I prefer the position of a brother I once heard say something like this: when Jesus returns, if he establishes an earthly kingdom, I’ll go to my premillennialist friend and say, “Hey, you were right”. I don’t see belief for or against the teaching as a salvation issue, except in one very crucial point. It may be so crucial as to cause the whole thing to collapse.
Those who follow end times prophecy tend to emphasize the first sections of Matthew 24 referring to signs, the great tribulation, and the cosmic signs accompanying the return of Christ. I contend the more important content begins in verse 36 and continues through the next chapter. Jesus begins in verse 36 saying this:
“Now concerning that day and hour no one knows- neither the angels of heaven nor the Son- except the Father alone. As the days of Noah were, so the coming of the Son of Man will be.”
He tells how mankind was engaged in their everyday activities, despite Noah warning them of coming calamity for a hundred years. They watched him build the ark; most probably scoffed and mocked him. The Bible doesn’t specifically state that Noah tried to warn them, but they had to notice what he was doing and would have at least asked about it- or should have.
Jesus continues with examples and parables that all emphasize the same thought: you need to be watching continuously and you need to be ready. Mark 13:33 is more emphatic: “Watch! Be alert! For you don’t know when the time is coming!“. Christ’s disciples shouldn’t need any signs to be ready for his return. We should expect it at any moment, and conduct ourselves accordingly. Matthew 24:46 says, “Blessed is that servant whom the master finds doing his job when he comes.” The parable of the Ten Virgins and the Parable of the Talents illustrate this. As disciples, we’ve been given a task to do until the Lord returns for us. There is no time limit attached: we must be busy attending to our job with the expectation that the boss may walk in at any moment.
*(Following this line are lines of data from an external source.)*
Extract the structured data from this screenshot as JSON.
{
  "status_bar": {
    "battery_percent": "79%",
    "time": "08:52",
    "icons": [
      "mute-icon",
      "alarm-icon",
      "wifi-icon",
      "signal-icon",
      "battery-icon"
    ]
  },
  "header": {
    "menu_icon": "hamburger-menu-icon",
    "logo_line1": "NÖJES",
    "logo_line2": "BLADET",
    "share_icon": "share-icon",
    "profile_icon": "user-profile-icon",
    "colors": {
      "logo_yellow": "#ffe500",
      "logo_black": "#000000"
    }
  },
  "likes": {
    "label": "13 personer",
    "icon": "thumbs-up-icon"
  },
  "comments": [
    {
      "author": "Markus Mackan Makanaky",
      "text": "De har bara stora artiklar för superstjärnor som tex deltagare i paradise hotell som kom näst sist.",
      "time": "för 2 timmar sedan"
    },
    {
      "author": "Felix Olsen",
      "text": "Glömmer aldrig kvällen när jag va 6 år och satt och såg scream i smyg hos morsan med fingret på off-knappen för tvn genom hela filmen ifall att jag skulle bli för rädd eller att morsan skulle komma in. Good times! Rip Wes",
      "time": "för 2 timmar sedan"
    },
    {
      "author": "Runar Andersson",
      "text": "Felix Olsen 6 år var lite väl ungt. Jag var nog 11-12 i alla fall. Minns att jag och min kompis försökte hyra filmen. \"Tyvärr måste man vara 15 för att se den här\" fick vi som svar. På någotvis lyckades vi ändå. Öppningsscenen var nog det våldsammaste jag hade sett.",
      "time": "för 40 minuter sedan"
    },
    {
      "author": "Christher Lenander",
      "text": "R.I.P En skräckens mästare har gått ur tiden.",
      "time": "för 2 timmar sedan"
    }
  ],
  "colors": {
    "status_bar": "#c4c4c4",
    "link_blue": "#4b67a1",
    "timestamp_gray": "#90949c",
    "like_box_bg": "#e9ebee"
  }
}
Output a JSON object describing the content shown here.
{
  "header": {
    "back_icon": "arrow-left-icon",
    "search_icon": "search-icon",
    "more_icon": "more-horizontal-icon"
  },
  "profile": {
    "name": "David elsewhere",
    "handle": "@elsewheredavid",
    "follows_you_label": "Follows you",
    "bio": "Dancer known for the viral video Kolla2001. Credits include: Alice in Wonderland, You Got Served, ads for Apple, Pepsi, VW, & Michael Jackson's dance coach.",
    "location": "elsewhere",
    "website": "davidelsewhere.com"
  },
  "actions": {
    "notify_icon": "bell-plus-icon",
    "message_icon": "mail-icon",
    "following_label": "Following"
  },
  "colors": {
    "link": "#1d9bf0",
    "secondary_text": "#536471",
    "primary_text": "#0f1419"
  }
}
That’s my disagreement with the premillennial viewpoint. According to the teaching, Jesus will return and set up an earthly kingdom for a thousand years. During that time, those still living will be given a second chance to believe, repent, and be saved. In particular, the nation of Israel will turn and be converted to Christ before final judgment is rendered. I find it troubling because as an interpretation of scripture it takes the urgency away from obedience to Christ and the need for spreading the Gospel. When placed beside other teachings of the Bible it seems almost contradictory.
Times and events should have no effect on the follower of Christ. Those who concern themselves with the signs of the end times have existed in every generation. There have been wars and rumors of wars, false Messiahs, famines and earthquakes throughout history. Some probably thought World War I was the Armageddon of the Bible. Some no doubt thought Hitler’s rise to power was the appearance of the Antichrist. “Prophets” have been predicting the date of Christ’s return for decades, if not centuries.
The bigger issue is this: if I am a blood-bought servant of Christ, or especially if I’m not, am I ready for his return today, this hour, this minute? Am I engaged in my master’s business, or am I killing time in my own pursuits because the “signs” aren’t right? We need to always have the mindset that our lives and this world could end at any moment. We need to have an immediacy about us and our mission. Don’t let yourself be distracted by speculations and predictions; the Bible tells us only God knows when it will all end. Be ready, and be about your Father’s business.